Did I mention that Mr. Valentine is also quiet an amazing musician? I know, swoon. But, hands off ladies (and some gentlemen) this one's taken. I've linked and included some of Joe's songs in this piece as well as his video on how he actually paints, because it is all a part of his process, his creative creed, the idea of transparency, honesty, and just going for it, creating from the gut!

Recently inspired by Joseph Campbell and Robert Frost, Joe has been on a journey of saying "yes" to life and you can see it in his art. There is a transformation happening with the addition of this new beating heart in his life. (Two, I should say) "It's about walking with your heart out," Joe said. "I am proud of what I do. I love the potential value art can hold. And I don't always think it's vein."

Perhaps what I loved about talking with Joe, is whenever I asked if something was "intended," he would throw that idea away, which further confirmed for me that he truly is an artist that just comes at his work from the gut. I can think of no better way to live as an artist and as a connective human being in this world.

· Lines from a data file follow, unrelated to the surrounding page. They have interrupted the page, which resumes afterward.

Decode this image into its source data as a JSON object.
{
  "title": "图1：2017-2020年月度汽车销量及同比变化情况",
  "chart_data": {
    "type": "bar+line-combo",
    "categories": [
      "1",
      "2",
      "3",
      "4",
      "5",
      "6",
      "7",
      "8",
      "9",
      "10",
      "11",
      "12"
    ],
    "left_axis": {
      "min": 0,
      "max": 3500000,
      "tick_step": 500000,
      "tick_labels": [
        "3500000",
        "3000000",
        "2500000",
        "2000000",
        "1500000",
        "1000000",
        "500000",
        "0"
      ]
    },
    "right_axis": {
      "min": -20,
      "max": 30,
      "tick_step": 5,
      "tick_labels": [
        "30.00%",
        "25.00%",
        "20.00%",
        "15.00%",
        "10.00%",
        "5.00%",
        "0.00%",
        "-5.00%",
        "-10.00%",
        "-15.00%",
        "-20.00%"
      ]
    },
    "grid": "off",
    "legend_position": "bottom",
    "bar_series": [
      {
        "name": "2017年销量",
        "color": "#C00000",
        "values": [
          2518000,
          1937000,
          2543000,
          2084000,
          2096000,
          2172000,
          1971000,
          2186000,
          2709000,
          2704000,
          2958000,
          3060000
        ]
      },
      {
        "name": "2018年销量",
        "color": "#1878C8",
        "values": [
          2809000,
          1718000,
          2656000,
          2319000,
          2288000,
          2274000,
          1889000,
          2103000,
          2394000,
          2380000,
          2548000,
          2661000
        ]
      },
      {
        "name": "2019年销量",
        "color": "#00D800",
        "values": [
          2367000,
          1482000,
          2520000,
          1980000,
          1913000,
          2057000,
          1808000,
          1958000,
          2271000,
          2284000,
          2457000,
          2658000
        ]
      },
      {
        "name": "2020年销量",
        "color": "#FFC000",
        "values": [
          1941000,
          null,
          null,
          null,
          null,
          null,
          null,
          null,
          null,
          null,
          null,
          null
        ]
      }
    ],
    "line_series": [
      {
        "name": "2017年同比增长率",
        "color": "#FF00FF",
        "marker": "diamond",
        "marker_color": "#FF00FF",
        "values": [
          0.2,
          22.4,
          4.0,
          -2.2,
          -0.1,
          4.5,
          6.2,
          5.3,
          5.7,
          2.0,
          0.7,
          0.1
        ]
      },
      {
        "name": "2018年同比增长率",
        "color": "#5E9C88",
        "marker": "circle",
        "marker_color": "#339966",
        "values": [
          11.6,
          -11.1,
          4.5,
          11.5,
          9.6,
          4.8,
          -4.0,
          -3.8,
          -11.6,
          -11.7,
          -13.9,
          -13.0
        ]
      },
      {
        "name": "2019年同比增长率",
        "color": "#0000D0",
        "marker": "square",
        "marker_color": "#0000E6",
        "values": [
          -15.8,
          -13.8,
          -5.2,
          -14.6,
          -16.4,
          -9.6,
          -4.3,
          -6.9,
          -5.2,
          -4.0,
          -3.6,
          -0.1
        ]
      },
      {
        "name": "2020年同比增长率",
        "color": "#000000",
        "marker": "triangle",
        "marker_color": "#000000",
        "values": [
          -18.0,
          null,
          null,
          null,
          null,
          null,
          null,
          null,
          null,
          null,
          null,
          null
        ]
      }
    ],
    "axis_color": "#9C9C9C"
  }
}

Many thanks to Joe who took time out of his day to answer my questions while entertaining a cooing baby.

Robert Frost
Check out Joe's Website, where you can also purchases some of his pieces, at http://www.joevalentinearts.com/. Follow him on twitter @zephsauvage or shoot him an email at info@joevalentinearts.com. You can also check out some prints at Society 6. Then you can have your mind blown everyday!


Bill said...

this is my cousin joe and he fuckin rocks

Lindsey said...

Thanks for commenting, Bill. Joe absolutely fuckin rocks.